CBS appeases its core older audience with its biggest star under contract in the adventure mystery “The Unexpected Mrs. Pollifax,” designed as a possible TV movie franchise. The telepic, based on the popular Dorothy Gilman novels about a silver-haired secret agent, offers little of the unexpected, but manages to return star Angela Lansbury to her crowd-pleasing element.
Lansbury stars as Emily Pollifax, a recently widowed woman who often talks to her dead husband, Virgil, and takes to wearing funny hats. Lonely and slightly depressed, Emily is advised to pursue her unfulfilled life ambitions by her family doctor, who is unaware her real desire is to become a spy.
An earnest letter to her congressman wins her an interview at the CIA, where a case of mistaken identity sends her to Morocco on her first assignment. The covert job is considered a “milk run” — an easy task that involves posing as a tourist and picking up a book containing an encrypted message. When headquarters realizes the goof, it dispatches superagent Jack Farrell (Thomas Ian Griffith) to tail her as a precaution. The milk run turns sour when Emily and Jack are taken hostage by a mysterious enemy.
While held captive, the seriously wounded Jack is forced to rely on his unlikely accomplice, and Emily is more than up to the task.
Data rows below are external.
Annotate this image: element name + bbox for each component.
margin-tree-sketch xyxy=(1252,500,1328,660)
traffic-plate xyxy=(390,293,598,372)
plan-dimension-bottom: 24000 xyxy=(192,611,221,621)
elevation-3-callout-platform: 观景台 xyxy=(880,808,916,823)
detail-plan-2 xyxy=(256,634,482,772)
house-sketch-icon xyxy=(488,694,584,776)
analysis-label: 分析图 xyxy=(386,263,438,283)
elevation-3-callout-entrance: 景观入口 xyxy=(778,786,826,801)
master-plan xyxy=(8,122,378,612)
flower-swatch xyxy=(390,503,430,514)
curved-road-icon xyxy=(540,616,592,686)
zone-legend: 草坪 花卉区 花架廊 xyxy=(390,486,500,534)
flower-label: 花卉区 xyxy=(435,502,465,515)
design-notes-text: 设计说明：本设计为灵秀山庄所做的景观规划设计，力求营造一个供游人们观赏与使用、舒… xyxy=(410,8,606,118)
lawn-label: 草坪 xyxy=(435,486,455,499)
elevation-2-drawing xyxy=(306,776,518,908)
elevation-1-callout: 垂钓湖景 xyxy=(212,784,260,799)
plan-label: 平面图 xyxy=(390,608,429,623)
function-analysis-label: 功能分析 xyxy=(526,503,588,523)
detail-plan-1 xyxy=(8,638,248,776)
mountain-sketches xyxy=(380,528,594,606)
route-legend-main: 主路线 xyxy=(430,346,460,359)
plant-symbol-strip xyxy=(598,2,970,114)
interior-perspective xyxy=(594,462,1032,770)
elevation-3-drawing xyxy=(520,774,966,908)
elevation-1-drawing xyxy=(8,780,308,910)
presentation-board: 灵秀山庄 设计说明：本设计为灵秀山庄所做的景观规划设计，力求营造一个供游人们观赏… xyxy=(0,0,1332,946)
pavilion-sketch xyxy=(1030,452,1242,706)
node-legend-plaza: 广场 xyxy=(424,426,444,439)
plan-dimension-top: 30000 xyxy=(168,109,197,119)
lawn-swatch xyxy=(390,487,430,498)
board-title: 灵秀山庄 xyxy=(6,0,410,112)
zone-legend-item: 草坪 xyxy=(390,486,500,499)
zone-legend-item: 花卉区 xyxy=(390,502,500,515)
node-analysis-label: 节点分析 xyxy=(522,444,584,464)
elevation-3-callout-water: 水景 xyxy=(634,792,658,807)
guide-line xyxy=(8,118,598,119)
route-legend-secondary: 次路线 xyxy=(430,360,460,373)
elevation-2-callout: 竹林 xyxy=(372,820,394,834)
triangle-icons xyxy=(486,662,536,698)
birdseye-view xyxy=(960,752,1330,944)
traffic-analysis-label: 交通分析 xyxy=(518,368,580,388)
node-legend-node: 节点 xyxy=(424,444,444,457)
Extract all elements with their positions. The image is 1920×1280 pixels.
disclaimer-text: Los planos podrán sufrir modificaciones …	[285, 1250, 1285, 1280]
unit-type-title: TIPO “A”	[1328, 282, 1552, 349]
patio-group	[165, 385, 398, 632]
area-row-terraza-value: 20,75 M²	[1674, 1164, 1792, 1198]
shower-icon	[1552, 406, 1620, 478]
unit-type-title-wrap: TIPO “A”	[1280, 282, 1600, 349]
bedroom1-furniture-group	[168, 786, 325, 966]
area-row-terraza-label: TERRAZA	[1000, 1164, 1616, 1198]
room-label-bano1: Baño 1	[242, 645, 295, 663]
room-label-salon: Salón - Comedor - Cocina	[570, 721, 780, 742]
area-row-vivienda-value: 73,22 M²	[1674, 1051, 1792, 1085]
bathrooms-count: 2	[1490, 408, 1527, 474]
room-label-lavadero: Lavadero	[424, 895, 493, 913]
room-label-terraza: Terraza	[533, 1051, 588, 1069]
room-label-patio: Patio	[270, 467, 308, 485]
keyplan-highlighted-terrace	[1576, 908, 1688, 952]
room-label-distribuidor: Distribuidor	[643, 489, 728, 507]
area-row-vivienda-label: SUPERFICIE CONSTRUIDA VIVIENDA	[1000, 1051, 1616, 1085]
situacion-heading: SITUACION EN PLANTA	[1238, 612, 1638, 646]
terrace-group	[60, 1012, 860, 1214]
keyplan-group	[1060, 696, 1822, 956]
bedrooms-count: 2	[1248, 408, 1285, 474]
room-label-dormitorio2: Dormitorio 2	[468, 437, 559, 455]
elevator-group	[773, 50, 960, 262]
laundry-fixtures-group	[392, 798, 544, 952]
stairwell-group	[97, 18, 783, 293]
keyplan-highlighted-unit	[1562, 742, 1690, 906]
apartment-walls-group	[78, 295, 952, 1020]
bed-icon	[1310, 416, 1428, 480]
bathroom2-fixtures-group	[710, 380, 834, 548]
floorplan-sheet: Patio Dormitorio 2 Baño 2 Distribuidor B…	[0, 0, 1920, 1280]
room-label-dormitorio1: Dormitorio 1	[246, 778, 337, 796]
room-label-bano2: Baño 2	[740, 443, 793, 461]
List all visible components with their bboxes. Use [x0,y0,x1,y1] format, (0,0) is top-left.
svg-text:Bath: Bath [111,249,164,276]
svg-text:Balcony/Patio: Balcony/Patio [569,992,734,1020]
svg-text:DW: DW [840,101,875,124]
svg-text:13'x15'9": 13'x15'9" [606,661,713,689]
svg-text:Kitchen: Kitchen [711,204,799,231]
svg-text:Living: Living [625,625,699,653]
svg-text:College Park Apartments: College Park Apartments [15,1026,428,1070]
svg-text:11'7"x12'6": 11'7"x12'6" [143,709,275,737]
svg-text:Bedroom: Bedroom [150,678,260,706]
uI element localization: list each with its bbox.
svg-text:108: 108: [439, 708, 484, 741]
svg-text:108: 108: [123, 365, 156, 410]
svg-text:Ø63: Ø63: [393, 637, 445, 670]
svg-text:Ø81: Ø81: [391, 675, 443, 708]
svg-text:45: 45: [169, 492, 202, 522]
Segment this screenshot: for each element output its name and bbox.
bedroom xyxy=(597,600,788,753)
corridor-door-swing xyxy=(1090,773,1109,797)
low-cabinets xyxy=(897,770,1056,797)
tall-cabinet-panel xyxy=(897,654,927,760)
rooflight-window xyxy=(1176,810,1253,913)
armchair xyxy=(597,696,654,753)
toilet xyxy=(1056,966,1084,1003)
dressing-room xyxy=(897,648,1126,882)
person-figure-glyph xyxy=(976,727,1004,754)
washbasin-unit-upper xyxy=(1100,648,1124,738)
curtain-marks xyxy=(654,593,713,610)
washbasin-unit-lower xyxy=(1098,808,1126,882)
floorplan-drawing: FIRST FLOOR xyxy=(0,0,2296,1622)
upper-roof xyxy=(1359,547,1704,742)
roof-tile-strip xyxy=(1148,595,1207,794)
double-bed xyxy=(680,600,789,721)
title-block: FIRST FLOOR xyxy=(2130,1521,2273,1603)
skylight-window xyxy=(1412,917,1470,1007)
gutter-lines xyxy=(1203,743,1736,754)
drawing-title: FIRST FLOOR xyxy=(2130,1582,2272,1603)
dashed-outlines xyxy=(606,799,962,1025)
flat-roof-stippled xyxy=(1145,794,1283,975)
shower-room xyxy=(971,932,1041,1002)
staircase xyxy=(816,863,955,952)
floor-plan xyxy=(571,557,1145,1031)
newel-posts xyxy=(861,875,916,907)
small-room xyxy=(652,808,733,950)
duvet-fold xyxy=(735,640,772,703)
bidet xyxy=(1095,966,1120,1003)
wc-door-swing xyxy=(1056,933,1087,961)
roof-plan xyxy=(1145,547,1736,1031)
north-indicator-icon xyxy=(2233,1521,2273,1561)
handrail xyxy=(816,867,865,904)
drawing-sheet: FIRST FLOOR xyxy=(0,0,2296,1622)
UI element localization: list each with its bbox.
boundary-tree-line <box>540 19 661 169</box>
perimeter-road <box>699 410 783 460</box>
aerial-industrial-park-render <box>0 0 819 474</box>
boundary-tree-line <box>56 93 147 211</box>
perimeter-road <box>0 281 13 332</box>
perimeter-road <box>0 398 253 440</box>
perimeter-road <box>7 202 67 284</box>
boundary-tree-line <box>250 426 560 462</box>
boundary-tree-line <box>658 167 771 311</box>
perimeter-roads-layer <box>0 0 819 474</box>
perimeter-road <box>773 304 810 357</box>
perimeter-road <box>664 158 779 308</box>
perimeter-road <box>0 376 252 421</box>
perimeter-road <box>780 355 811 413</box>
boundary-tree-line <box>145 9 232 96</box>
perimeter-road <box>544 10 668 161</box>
An expert at identifying birds and plants from her years with her garden club, she is able to provide important clues for an escape plan.
After a breakout and a few double- and triple-crosses, Emily is on her way home when, acting on a hunch, she follows a suspect to a posh hotel in Switzerland and the intrigue starts flying anew.
Gilman has created an endearing character in the feisty Emily Pollifax, but the pic leans more toward fantasy than mystery. Here the CIA is run more like F-Troop, with upper management first mistaking Emily as an agent, then losing her on assignment and finally inadvertently issuing a hit on her life.
On one hand, Robert T. Megginson’s plot conveys the positive notion that not only is there life after 60, but an exciting and rewarding one at that. More than once, the script touches on society’s disrespect for senior citizens, and part of Emily’s appeal is that she is not easily dismissed. Her life experiences and common sense are an asset in the spy game, and she uses her age to her advantage.
However, there is something extremely disquieting seeing Lansbury as Emily manhandled by terrorists and torturers. Frivolity quickly gives way to peril, and Megginson’s plot has more than its share of jeopardizing situations. Also unusual for this supposedly good-natured mystery is the heavy body count, which is met with a banality that betrays the very nature of Emily’s character.
Still, Lansbury handles the material like a pro, and should be able to withstand the inevitable comparisons to her long-running alter ego, Jessica Fletcher. Thomas Ian Griffith as the dashing Jack smacks of a calculated gimmick by the producers to attract a multigenerational audience, but whatever the motive, the casting stunt works, mainly because it is the elderly Emily who saves and takes care of the young superagent instead of the other way around.
A whimsical music score and Tiny Nicholl’s selection of outrageous hats complete a first-rate production.